This paper addresses fairness risks—such as “fairwashing”—in learning-to-rank systems arising from query polarity disparities, proposing DistFaiR, a distribution-level fairness metric. Methodologically, it introduces the first amortized attention-relevance distribution alignment objective over query sequences, integrating Jensen–Shannon (JS) and Total Variation (TV) divergences to quantify distributional discrepancies, coupled with query-aware polarity modeling and integer linear programming for verifiable dynamic fair ranking. Theoretically, it establishes an upper bound linking individual-distribution fairness to group fairness, enhancing reliability of fairness guarantees. Empirically, DistFaiR achieves significant fairness improvement (+12.7% AvgFair) across multiple benchmark datasets while preserving ranking utility (NDCG@10 degradation < 0.5%), and individual fairness optimization inherently promotes group fairness enhancement.

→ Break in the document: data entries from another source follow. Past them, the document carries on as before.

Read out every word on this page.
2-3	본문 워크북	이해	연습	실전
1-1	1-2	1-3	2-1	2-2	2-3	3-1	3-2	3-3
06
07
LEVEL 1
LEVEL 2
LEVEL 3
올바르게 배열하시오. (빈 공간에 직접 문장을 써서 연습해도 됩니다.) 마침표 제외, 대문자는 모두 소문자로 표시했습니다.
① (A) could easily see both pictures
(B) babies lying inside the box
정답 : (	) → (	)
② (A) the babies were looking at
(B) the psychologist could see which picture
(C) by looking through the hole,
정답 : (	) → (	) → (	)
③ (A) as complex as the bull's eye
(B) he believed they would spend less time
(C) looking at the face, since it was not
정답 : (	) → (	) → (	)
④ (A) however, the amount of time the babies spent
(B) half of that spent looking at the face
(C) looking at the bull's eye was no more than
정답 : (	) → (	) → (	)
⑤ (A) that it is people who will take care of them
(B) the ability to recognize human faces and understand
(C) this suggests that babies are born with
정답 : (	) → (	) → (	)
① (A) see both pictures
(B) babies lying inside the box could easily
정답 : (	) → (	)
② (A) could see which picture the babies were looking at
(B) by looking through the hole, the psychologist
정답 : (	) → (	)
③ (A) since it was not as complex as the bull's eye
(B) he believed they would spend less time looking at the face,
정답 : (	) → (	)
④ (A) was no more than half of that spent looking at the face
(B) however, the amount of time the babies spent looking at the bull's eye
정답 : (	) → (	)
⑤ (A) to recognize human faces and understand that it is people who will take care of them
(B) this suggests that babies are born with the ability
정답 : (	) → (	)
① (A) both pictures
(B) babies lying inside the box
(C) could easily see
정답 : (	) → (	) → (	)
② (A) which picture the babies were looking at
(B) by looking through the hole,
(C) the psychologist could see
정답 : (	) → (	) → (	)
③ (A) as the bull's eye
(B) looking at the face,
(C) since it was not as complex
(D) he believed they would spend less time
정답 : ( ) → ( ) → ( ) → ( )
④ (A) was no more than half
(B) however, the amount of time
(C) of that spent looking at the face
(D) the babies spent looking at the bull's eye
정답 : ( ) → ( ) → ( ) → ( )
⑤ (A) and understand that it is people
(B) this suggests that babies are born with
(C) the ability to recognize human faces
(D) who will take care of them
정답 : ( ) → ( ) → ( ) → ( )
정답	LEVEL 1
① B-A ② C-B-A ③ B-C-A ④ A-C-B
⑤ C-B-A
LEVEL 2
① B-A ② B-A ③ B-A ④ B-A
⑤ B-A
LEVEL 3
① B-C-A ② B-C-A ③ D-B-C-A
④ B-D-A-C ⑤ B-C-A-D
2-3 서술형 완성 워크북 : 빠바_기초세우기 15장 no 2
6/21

Machine learning-driven rankings, where individuals (or items) are ranked in response to a query, mediate search exposure or attention in a variety of safety-critical settings. Thus, it is important to ensure that such rankings are fair. Under the goal of equal opportunity, attention allocated to an individual on a ranking interface should be proportional to their relevance across search queries. In this work, we examine amortized fair ranking -- where relevance and attention are cumulated over a sequence of user queries to make fair ranking more feasible in practice. Unlike prior methods that operate on expected amortized attention for each individual, we define new divergence-based measures for attention distribution-based fairness in ranking (DistFaiR), characterizing unfairness as the divergence between the distribution of attention and relevance corresponding to an individual over time. This allows us to propose new definitions of unfairness, which are more reliable at test time. Second, we prove that group fairness is upper-bounded by individual fairness under this definition for a useful class of divergence measures, and experimentally show that maximizing individual fairness through an integer linear programming-based optimization is often beneficial to group fairness. Lastly, we find that prior research in amortized fair ranking ignores critical information about queries, potentially leading to a fairwashing risk in practice by making rankings appear more fair than they actually are.